Unnamed: 0,longitude,latitude,housing_median_age,total_rooms,total_bedrooms,population,households,median_income,median_house_value,ocean_proximity
0,-122.23,37.88,41,880,129.0,322,126,8.3252,452600,NEAR BAY
1,-122.22,37.86,21,7099,1106.0,2401,1138,8.3014,358500,NEAR BAY
2,-122.24,37.85,52,1467,190.0,496,177,7.2574,352100,NEAR BAY
3,-122.25,37.85,52,1274,235.0,558,219,5.6431,341300,NEAR BAY
4,-122.25,37.85,52,1627,280.0,565,259,3.8462,342200,NEAR BAY


In [206]:
df = data.frame.copy()
df.head()

Unnamed: 0,longitude,latitude,housing_median_age,total_rooms,total_bedrooms,population,households,median_income,median_house_value,ocean_proximity
0,-122.23,37.88,41,880,129.0,322,126,8.3252,452600,NEAR BAY
1,-122.22,37.86,21,7099,1106.0,2401,1138,8.3014,358500,NEAR BAY
2,-122.24,37.85,52,1467,190.0,496,177,7.2574,352100,NEAR BAY
3,-122.25,37.85,52,1274,235.0,558,219,5.6431,341300,NEAR BAY
4,-122.25,37.85,52,1627,280.0,565,259,3.8462,342200,NEAR BAY


In [207]:
df.columns

Index(['longitude', 'latitude', 'housing_median_age', 'total_rooms',
       'total_bedrooms', 'population', 'households', 'median_income',
       'median_house_value', 'ocean_proximity'],
      dtype='object')

In [208]:
features_cols = ['longitude', 'latitude', 'housing_median_age', 'total_rooms',
                'total_bedrooms', 'population', 'households', 'median_income','ocean_proximity']
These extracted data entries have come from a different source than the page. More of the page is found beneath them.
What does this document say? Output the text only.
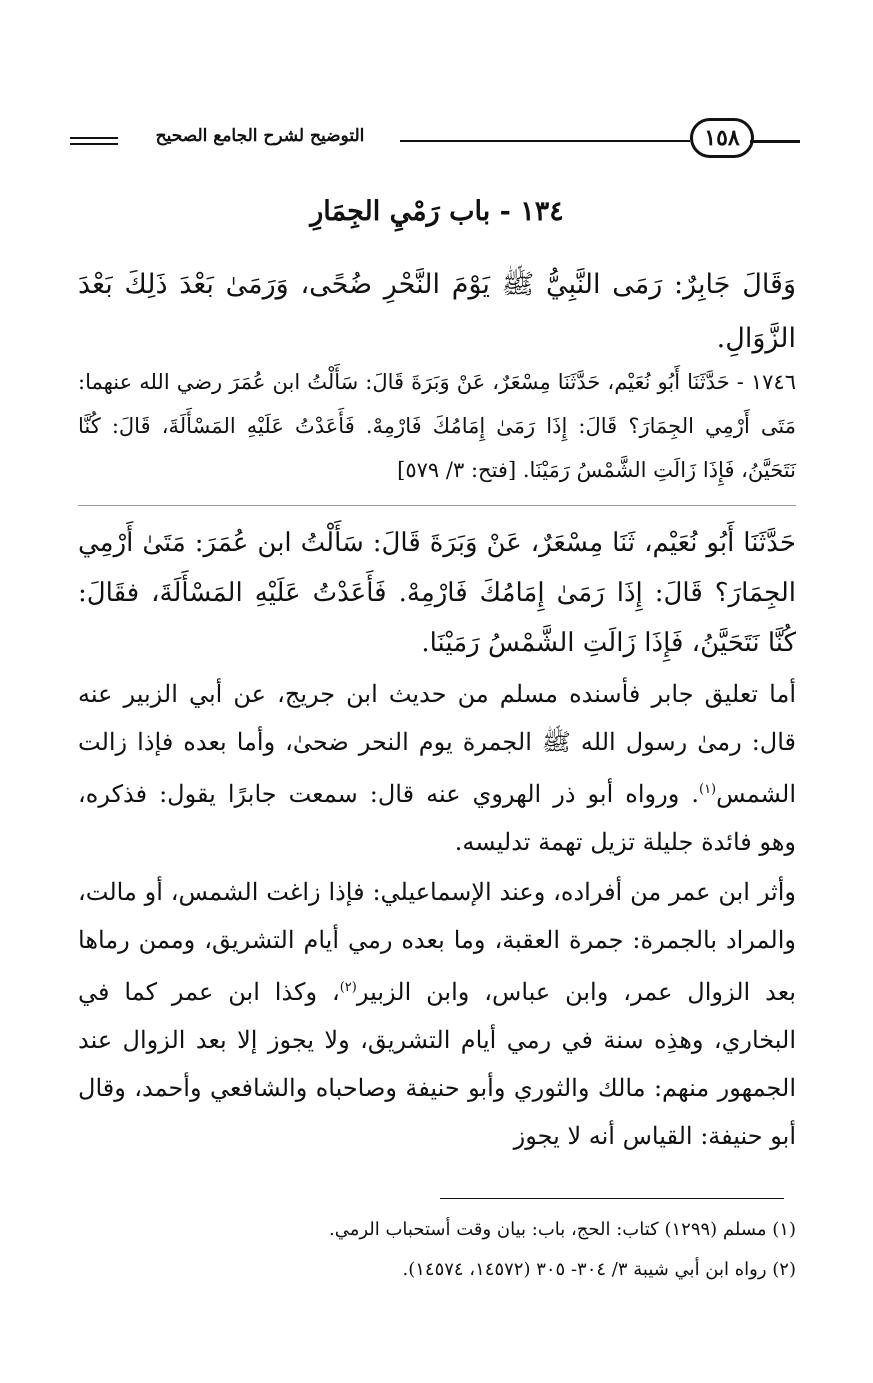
التوضيح لشرح الجامع الصحيح	١٥٨
١٣٤ - باب رَمْيِ الجِمَارِ
وَقَالَ جَابِرٌ: رَمَى النَّبِيُّ ﷺ يَوْمَ النَّحْرِ ضُحًى، وَرَمَىٰ بَعْدَ ذَلِكَ بَعْدَ الزَّوَالِ.
١٧٤٦ - حَدَّثَنَا أَبُو نُعَيْم، حَدَّثَنَا مِسْعَرٌ، عَنْ وَبَرَةَ قَالَ: سَأَلْتُ ابن عُمَرَ رضي الله عنهما: مَتَى أَرْمِي الجِمَارَ؟ قَالَ: إِذَا رَمَىٰ إِمَامُكَ فَارْمِهْ. فَأَعَدْتُ عَلَيْهِ المَسْأَلَةَ، قَالَ: كُنَّا نَتَحَيَّنُ، فَإِذَا زَالَتِ الشَّمْسُ رَمَيْنَا. [فتح: ٣/ ٥٧٩]
حَدَّثَنَا أَبُو نُعَيْم، ثَنَا مِسْعَرٌ، عَنْ وَبَرَةَ قَالَ: سَأَلْتُ ابن عُمَرَ: مَتَىٰ أَرْمِي الجِمَارَ؟ قَالَ: إِذَا رَمَىٰ إِمَامُكَ فَارْمِهْ. فَأَعَدْتُ عَلَيْهِ المَسْأَلَةَ، فقَالَ: كُنَّا نَتَحَيَّنُ، فَإِذَا زَالَتِ الشَّمْسُ رَمَيْنَا.
أما تعليق جابر فأسنده مسلم من حديث ابن جريج، عن أبي الزبير عنه قال: رمىٰ رسول الله ﷺ الجمرة يوم النحر ضحىٰ، وأما بعده فإذا زالت الشمس$^{(١)}$. ورواه أبو ذر الهروي عنه قال: سمعت جابرًا يقول: فذكره، وهو فائدة جليلة تزيل تهمة تدليسه.
وأثر ابن عمر من أفراده، وعند الإسماعيلي: فإذا زاغت الشمس، أو مالت، والمراد بالجمرة: جمرة العقبة، وما بعده رمي أيام التشريق، وممن رماها بعد الزوال عمر، وابن عباس، وابن الزبير$^{(٢)}$، وكذا ابن عمر كما في البخاري، وهذِه سنة في رمي أيام التشريق، ولا يجوز إلا بعد الزوال عند الجمهور منهم: مالك والثوري وأبو حنيفة وصاحباه والشافعي وأحمد، وقال أبو حنيفة: القياس أنه لا يجوز
(١) مسلم (١٢٩٩) كتاب: الحج، باب: بيان وقت أستحباب الرمي.
(٢) رواه ابن أبي شيبة ٣/ ٣٠٤- ٣٠٥ (١٤٥٧٢، ١٤٥٧٤).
target_col ="median_house_value"

In [209]:

category_col = "ocean_proximity"
df_h = pd.get_dummies(df, columns=[category_col],dtype=int)
df_h.head()

Unnamed: 0,longitude,latitude,housing_median_age,total_rooms,total_bedrooms,population,households,median_income,median_house_value,ocean_proximity_<1H OCEAN,ocean_proximity_NEAR BAY,ocean_proximity_NEAR OCEAN,ocean_proximity_INLAND,ocean_proximity_ISLAND
0,-122.23,37.88,41,880,129.0,322,126,8.3252,452600,0,1,0,0,0
1,-122.22,37.86,21,7099,1106.0,2401,1138,8.3014,358500,0,1,0,0,0
2,-122.24,37.85,52,1467,190.0,496,177,7.2574,352100,0,1,0,0,0
3,-122.25,37.85,52,1274,235.0,558,219,5.6431,341300,0,1,0,0,0
4,-122.25,37.85,52,1627,280.0,565,259,3.8462,342200,0,1,0,0,0


In [210]:
X = df_h.drop(target_col, axis=1)
y = df_h[target_col]

In [216]:
df_h.columns = (
    df_h.columns
    .str.replace('<', 'less', regex=False)
    .str.replace(' ', '_', regex=False)
)

In [217]:
y_log = np.log1p(df['median_house_value'])

In [218]:
X_train, X_test, y_train, y_test = train_test_split(
    X, y_log, test_size=0.25, random_state=42
)

print(X_train.shape)
print(X_test.shape)


(15480, 13)
(5160, 13)


In [214]:
from sklearn.preprocessing import RobustScaler
scale = RobustScaler()
X_train_scale = scale.fit_transform(X_train)
X_test_scale = scale.transform(X_test)


## 4. Baseline XGBoost Regressor


In [220]:
model = XGBRegressor(
    n_estimators=1000,
    learning_rate=0.1,
    max_depth=3,
    subsample=0.8,
    colsample_bytree=0.8,
    objective='reg:squarederror',
    random_state=42
    )
model.fit(X_train_scale, y_train)


## 5. Evaluate Baseline Model


In [221]:
# TODO: Evaluate baseline
pred = model.predict(X_test_scale)

mse = mean_squared_error(y_test, pred)
print("MSE :",mse)
r2 = r2_score(y_test, pred)
print("R2 :",r2)
rmse = np.sqrt(mse)
print("RMSE :",rmse)


MSE : 0.053263550633036054
R2 : 0.8372481411867371
RMSE : 0.2307889742449497



## 6. Hyperparameter Tuning with GridSearchCV


In [224]:
# TODO: Define parameter grid
from sklearn.model_selection import GridSearchCV

param_grid = {
    'max_depth': [3, 6, 9],
    'learning_rate': [0.01, 0.1, 0.2],
    'subsample': [0.8, 1.0],
    'colsample_bytree': [0.8, 1.0]
}




### Base Model for Grid Search


In [None]:
# TODO: Base model



### Run GridSearchCV


In [None]:
# TODO: Run GridSearchCV



## 7. Evaluate Tuned Model


In [None]:
# TODO: Evaluate tuned model



## 8. Reflection Questions

1. Did GridSearch improve performance?
2. Which parameter had the biggest effect?
3. What happens if learning_rate is too high?
4. Would you deploy this model? Why?